Grouping bulk text as into group based on the given similarity percentage

I went through the following NLP gems available in GitHub NLP but not able to find the right solution.

Is there any gem or library available for grouping text based on a given similar percentage. All the above gems are helps to find similarity between two string but grouping a bulk array of data taking a lot of time complete.

Solution

You can do it by using just Ruby plus one of the listed gems.

I chose fuzzy-string-match because I liked the name

Here's how you use the gem:

require 'fuzzystringmatch'

# Create the matcher
jarow = FuzzyStringMatch::JaroWinkler.create( :native )

# Get the distance
jarow.getDistance(  "jones",      "johnson" )
# => 0.8323809523809523

# Round it
jarow.getDistance(  "jones",      "johnson" ).round(2)
# => 0.83

Since you're getting a float, you can define the precision you're looking for using the round method.

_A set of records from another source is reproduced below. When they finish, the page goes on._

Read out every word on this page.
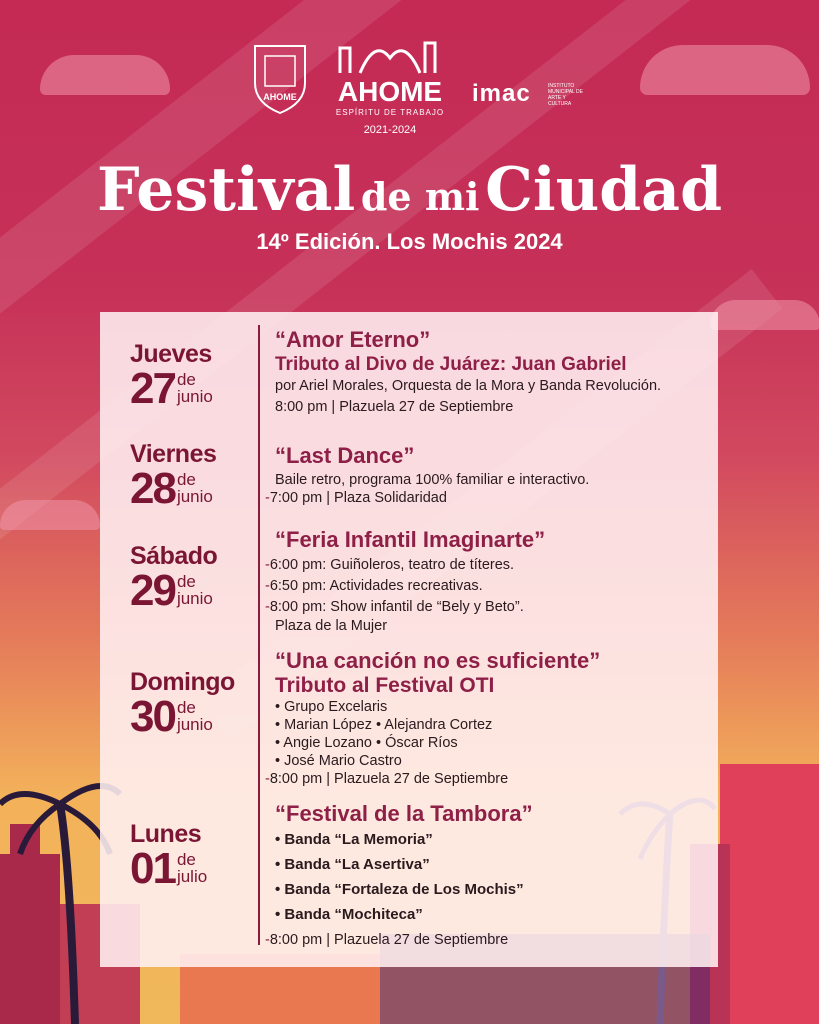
AHOME AHOME
ESPÍRITU DE TRABAJO
2021-2024
imac	INSTITUTO MUNICIPAL DE ARTE Y CULTURA
Festival de mi Ciudad
14º Edición. Los Mochis 2024
Jueves
27 de
junio
“Amor Eterno”
Tributo al Divo de Juárez: Juan Gabriel
por Ariel Morales, Orquesta de la Mora y Banda Revolución.
8:00 pm | Plazuela 27 de Septiembre
Viernes
28 de
junio
“Last Dance”
Baile retro, programa 100% familiar e interactivo.
-7:00 pm | Plaza Solidaridad
Sábado
29 de
junio
“Feria Infantil Imaginarte”
-6:00 pm: Guiñoleros, teatro de títeres.
-6:50 pm: Actividades recreativas.
-8:00 pm: Show infantil de “Bely y Beto”.
Plaza de la Mujer
Domingo
30 de
junio
“Una canción no es suficiente”
Tributo al Festival OTI
• Grupo Excelaris
• Marian López • Alejandra Cortez
• Angie Lozano • Óscar Ríos
• José Mario Castro
-8:00 pm | Plazuela 27 de Septiembre
Lunes
01 de
julio
“Festival de la Tambora”
• Banda “La Memoria”
• Banda “La Asertiva”
• Banda “Fortaleza de Los Mochis”
• Banda “Mochiteca”
-8:00 pm | Plazuela 27 de Septiembre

Now, to group similar results, you can use the group_by methos found on the Enumerable module.

You pass it a block and group_by will iterate over the collection. For each iteration, you return the value you're trying to group for (in this case, the distance) and it'll return a hash with the distances as keys and arrays of strings that matched togehter as values.

require 'fuzzystringmatch'

jarow = FuzzyStringMatch::JaroWinkler.create( :native )

target = "jones"
precision = 2
candidates = [ "Jessica Jones", "Jones", "Johnson", "thompson", "john", "thompsen" ]

distances = candidates.group_by { |candidate|
  jarow.getDistance( target, candidate ).round(precision)
}

distances
# => {0.52=>["Jessica Jones"],
#     0.87=>["Jones"],
#     0.68=>["Johnson"],
#     0.55=>["thompson", "thompsen"],
#     0.83=>["john"]}

I hope this helps